Black Marxism: The Making of the Black Radical Tradition

Black Marxism: The Making of the Black Radical Tradition


PDF of Cedric J. Robinson’s book. From the introduction, “Ironically, to Black radicals of the twentieth century, one of the most compelling features of Marxism was its apparent universalism. Unlike the dominant historical discourses of the nineteenth century, historical materialism was inflected by an internationalism and a scientific rigor which plainly transcended the obnoxious and sinister claims for destiny exhibited by such conceits as German nationalism, British imperialism, the racism of the “White Man’s Burden,” and so forth. For a time, then, Marxism might have seemed an effective antidote to contemporary discourse.

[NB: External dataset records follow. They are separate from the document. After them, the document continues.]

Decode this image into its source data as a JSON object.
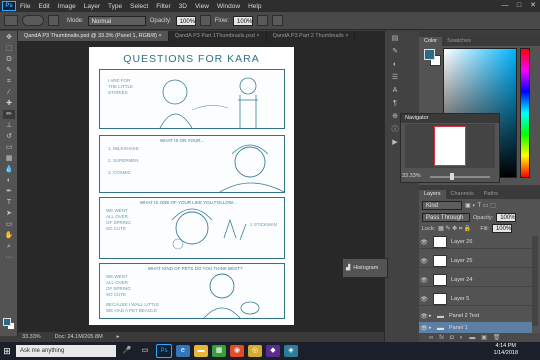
{
  "app": {
    "logo": "Ps"
  },
  "menu": [
    "File",
    "Edit",
    "Image",
    "Layer",
    "Type",
    "Select",
    "Filter",
    "3D",
    "View",
    "Window",
    "Help"
  ],
  "window_controls": [
    "—",
    "□",
    "✕"
  ],
  "options": {
    "mode_label": "Mode:",
    "mode_value": "Normal",
    "opacity_label": "Opacity:",
    "opacity_value": "100%",
    "flow_label": "Flow:",
    "flow_value": "100%"
  },
  "tabs": [
    {
      "label": "QandA P3 Thumbnails.psd @ 33.3% (Panel 1, RGB/8) ×",
      "active": true
    },
    {
      "label": "QandA P3 Part 1Thumbnails.psd ×",
      "active": false
    },
    {
      "label": "QandA P3 Part 2 Thumbnails ×",
      "active": false
    }
  ],
  "document": {
    "title": "QUESTIONS FOR KARA",
    "captions": [
      "WHAT WOULD YOU LIKE...",
      "WHAT IS ON YOUR...",
      "WHAT IS ONE OF YOUR LIKE YOU FOLLOW...",
      "WHAT KIND OF PETS DO YOU THINK BEST?"
    ],
    "notes": [
      "I ARE FOR\nTHE LITTLE\nSTORIES",
      "1. MILKSHAKE\n\n2. SUPERMEN\n\n3. COSMIC",
      "WE WENT\nALL OVER\nOF SPRING\nSO CUTE",
      "BECAUSE I WALL LITTLE\nWE HAD A PET BEAGLE"
    ],
    "dim_label": "1 STICKMAN"
  },
  "status": {
    "zoom": "33.33%",
    "doc": "Doc: 24.1M/205.8M",
    "arrow": "▸"
  },
  "panels": {
    "color_tabs": [
      "Color",
      "Swatches"
    ],
    "navigator_title": "Navigator",
    "navigator_zoom": "33.33%",
    "histogram_label": "Histogram",
    "layers_tabs": [
      "Layers",
      "Channels",
      "Paths"
    ],
    "kind_value": "Kind",
    "blend_value": "Pass Through",
    "opacity_label": "Opacity:",
    "opacity_value": "100%",
    "lock_label": "Lock:",
    "fill_label": "Fill:",
    "fill_value": "100%"
  },
  "layers": [
    {
      "name": "Layer 26",
      "selected": false,
      "group": false
    },
    {
      "name": "Layer 25",
      "selected": false,
      "group": false
    },
    {
      "name": "Layer 24",
      "selected": false,
      "group": false
    },
    {
      "name": "Layer 5",
      "selected": false,
      "group": false
    },
    {
      "name": "Panel 2 Text",
      "selected": false,
      "group": true
    },
    {
      "name": "Panel 1",
      "selected": true,
      "group": true
    }
  ],
  "taskbar": {
    "search_placeholder": "Ask me anything",
    "time": "4:14 PM",
    "date": "1/14/2018"
  },
  "colors": {
    "accent": "#2f7289",
    "selection": "#5d7fa3",
    "foreground": "#2a6a85"
  },
  "icons": [
    "ps-logo-icon",
    "brush-preset-icon",
    "move-tool-icon",
    "marquee-tool-icon",
    "lasso-tool-icon",
    "brush-tool-icon",
    "eye-icon",
    "folder-icon",
    "histogram-icon",
    "windows-start-icon",
    "search-icon"
  ]
}
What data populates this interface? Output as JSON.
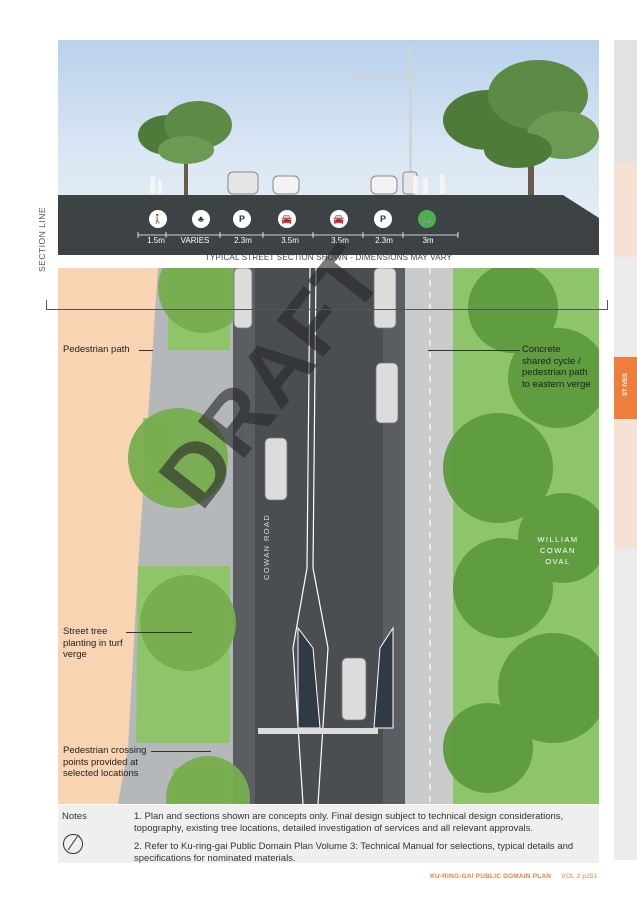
{
  "side_tab": {
    "label": "ST IVES",
    "color": "#ef7d3c"
  },
  "section": {
    "caption": "TYPICAL STREET SECTION SHOWN - DIMENSIONS MAY VARY",
    "icons": [
      {
        "name": "pedestrian-icon",
        "glyph": "🚶"
      },
      {
        "name": "tree-icon",
        "glyph": "♣"
      },
      {
        "name": "parking-icon",
        "glyph": "P"
      },
      {
        "name": "car-icon",
        "glyph": "🚘"
      },
      {
        "name": "car-icon",
        "glyph": "🚘"
      },
      {
        "name": "parking-icon",
        "glyph": "P"
      },
      {
        "name": "cycle-pedestrian-icon",
        "glyph": "🚲"
      }
    ],
    "dimensions": [
      "1.5m",
      "VARIES",
      "2.3m",
      "3.5m",
      "3.5m",
      "2.3m",
      "3m"
    ]
  },
  "section_line_label": "SECTION LINE",
  "plan": {
    "labels": {
      "pedestrian_path": "Pedestrian path",
      "concrete_path": [
        "Concrete",
        "shared cycle /",
        "pedestrian path",
        "to eastern verge"
      ],
      "street_tree": [
        "Street tree",
        "planting in turf",
        "verge"
      ],
      "crossing": [
        "Pedestrian crossing",
        "points provided at",
        "selected locations"
      ]
    },
    "road_name": "COWAN ROAD",
    "oval_name": [
      "WILLIAM",
      "COWAN",
      "OVAL"
    ],
    "watermark": "DRAFT"
  },
  "notes": {
    "title": "Notes",
    "items": [
      "1.  Plan and sections shown are concepts only. Final design subject to technical design considerations, topography, existing tree locations, detailed investigation of services and all relevant approvals.",
      "2.  Refer to Ku-ring-gai Public Domain Plan Volume 3: Technical Manual for selections, typical details and specifications for nominated materials."
    ]
  },
  "footer": {
    "title": "KU-RING-GAI PUBLIC DOMAIN PLAN",
    "page": "VOL 2 p251"
  }
}
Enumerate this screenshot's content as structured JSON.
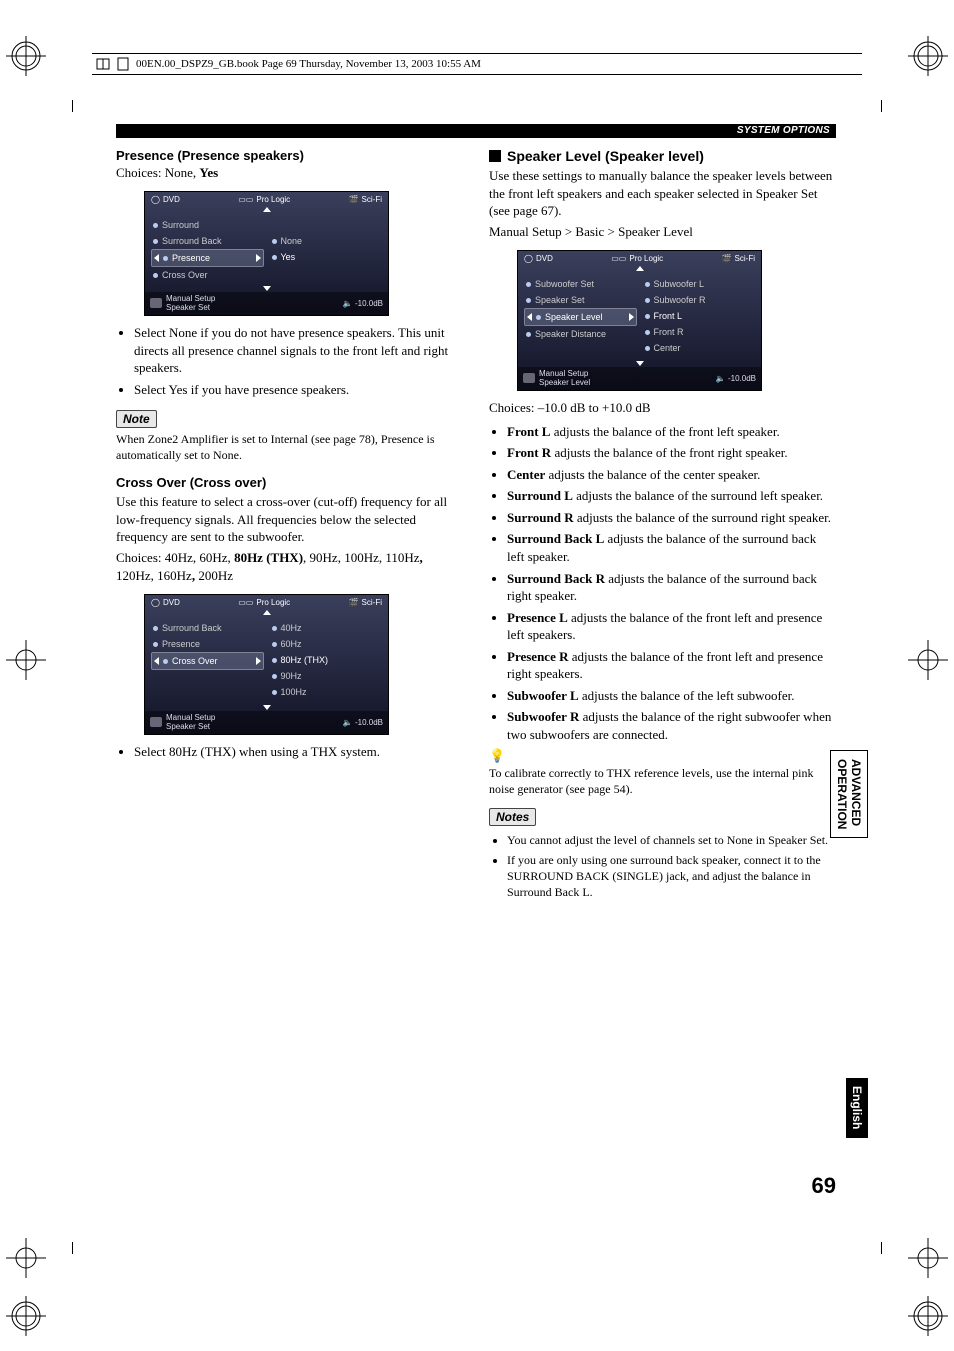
{
  "meta": {
    "book_line": "00EN.00_DSPZ9_GB.book  Page 69  Thursday, November 13, 2003  10:55 AM"
  },
  "header_bar": "SYSTEM OPTIONS",
  "side_tab1_a": "ADVANCED",
  "side_tab1_b": "OPERATION",
  "side_tab2": "English",
  "page_number": "69",
  "left": {
    "presence_title": "Presence (Presence speakers)",
    "presence_choices_a": "Choices: None, ",
    "presence_choices_b": "Yes",
    "osd1": {
      "head_l": "DVD",
      "head_c": "Pro Logic",
      "head_r": "Sci-Fi",
      "items": [
        "Surround",
        "Surround Back",
        "Presence",
        "Cross Over"
      ],
      "opts": [
        "None",
        "Yes"
      ],
      "selected_item": "Presence",
      "foot_l1": "Manual Setup",
      "foot_l2": "Speaker Set",
      "foot_r": "-10.0dB"
    },
    "presence_bullets": [
      "Select None if you do not have presence speakers. This unit directs all presence channel signals to the front left and right speakers.",
      "Select Yes if you have presence speakers."
    ],
    "note_label": "Note",
    "note_body": "When Zone2 Amplifier is set to Internal (see page 78), Presence is automatically set to None.",
    "crossover_title": "Cross Over (Cross over)",
    "crossover_body": "Use this feature to select a cross-over (cut-off) frequency for all low-frequency signals. All frequencies below the selected frequency are sent to the subwoofer.",
    "crossover_choices_a": "Choices: 40Hz, 60Hz, ",
    "crossover_choices_b": "80Hz (THX)",
    "crossover_choices_c": ", 90Hz, 100Hz, 110Hz",
    "crossover_choices_d": ", ",
    "crossover_choices_e": "120Hz, 160Hz",
    "crossover_choices_f": ", ",
    "crossover_choices_g": "200Hz",
    "osd2": {
      "head_l": "DVD",
      "head_c": "Pro Logic",
      "head_r": "Sci-Fi",
      "items": [
        "Surround Back",
        "Presence",
        "Cross Over"
      ],
      "opts": [
        "40Hz",
        "60Hz",
        "80Hz (THX)",
        "90Hz",
        "100Hz"
      ],
      "selected_item": "Cross Over",
      "foot_l1": "Manual Setup",
      "foot_l2": "Speaker Set",
      "foot_r": "-10.0dB"
    },
    "crossover_bullets": [
      "Select 80Hz (THX) when using a THX system."
    ]
  },
  "right": {
    "speaker_title": "Speaker Level (Speaker level)",
    "speaker_intro": "Use these settings to manually balance the speaker levels between the front left speakers and each speaker selected in Speaker Set (see page 67).",
    "speaker_path": "Manual Setup > Basic > Speaker Level",
    "osd3": {
      "head_l": "DVD",
      "head_c": "Pro Logic",
      "head_r": "Sci-Fi",
      "items": [
        "Subwoofer Set",
        "Speaker Set",
        "Speaker Level",
        "Speaker Distance"
      ],
      "opts": [
        "Subwoofer L",
        "Subwoofer R",
        "Front L",
        "Front R",
        "Center"
      ],
      "selected_item": "Speaker Level",
      "foot_l1": "Manual Setup",
      "foot_l2": "Speaker Level",
      "foot_r": "-10.0dB"
    },
    "choices_line": "Choices: –10.0 dB to +10.0 dB",
    "bullets": [
      {
        "b": "Front L",
        "t": " adjusts the balance of the front left speaker."
      },
      {
        "b": "Front R",
        "t": " adjusts the balance of the front right speaker."
      },
      {
        "b": "Center",
        "t": " adjusts the balance of the center speaker."
      },
      {
        "b": "Surround L",
        "t": " adjusts the balance of the surround left speaker."
      },
      {
        "b": "Surround R",
        "t": " adjusts the balance of the surround right speaker."
      },
      {
        "b": "Surround Back L",
        "t": " adjusts the balance of the surround back left speaker."
      },
      {
        "b": "Surround Back R",
        "t": " adjusts the balance of the surround back right speaker."
      },
      {
        "b": "Presence L",
        "t": " adjusts the balance of the front left and presence left speakers."
      },
      {
        "b": "Presence R",
        "t": " adjusts the balance of the front left and presence right speakers."
      },
      {
        "b": "Subwoofer L",
        "t": " adjusts the balance of the left subwoofer."
      },
      {
        "b": "Subwoofer R",
        "t": " adjusts the balance of the right subwoofer when two subwoofers are connected."
      }
    ],
    "tip_body": "To calibrate correctly to THX reference levels, use the internal pink noise generator (see page 54).",
    "notes_label": "Notes",
    "notes": [
      "You cannot adjust the level of channels set to None in Speaker Set.",
      "If you are only using one surround back speaker, connect it to the SURROUND BACK (SINGLE) jack, and adjust the balance in Surround Back L."
    ]
  }
}
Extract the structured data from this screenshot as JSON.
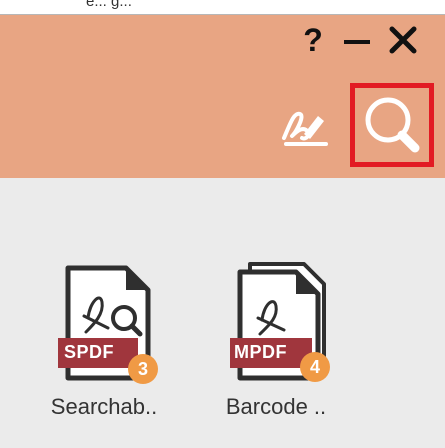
{
  "header": {
    "cut_text": "e... g...",
    "help_glyph": "?",
    "icons": {
      "minimize": "minimize-icon",
      "close": "close-icon",
      "edit": "sign-edit-icon",
      "search": "search-icon"
    },
    "colors": {
      "header_bg": "#e8a583",
      "highlight": "#e21b23"
    }
  },
  "apps": [
    {
      "name": "Searchab..",
      "badge": "SPDF",
      "count": "3",
      "icon": "pdf-search-icon"
    },
    {
      "name": "Barcode ..",
      "badge": "MPDF",
      "count": "4",
      "icon": "pdf-stack-icon"
    }
  ],
  "colors": {
    "badge_red": "#a0363d",
    "count_orange": "#f09a45",
    "body_bg": "#ebebeb"
  }
}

But Marxism’s internationalism was not global; its materialism was exposed as an insufficient explanator of cultural and social forces; and its economic determinism too often politically compromised freedom struggles beyond or outside of the metropole. For Black radicals, historically and immediately linked to social bases predominantly made up of peasants and farmers in the West Indies, or sharecroppers and peons in North America, or forced laborers on colonial plantations in Africa, Marxism appeared distracted from the cruelest and most characteristic manifestations of the world economy. This exposed the inadequacies of Marxism as an apprehension of the modern world, but equally troubling was Marxism’s neglect and miscomprehension of the nature and genesis of liberation struggles which already had occurred and surely had yet to appear among these peoples.”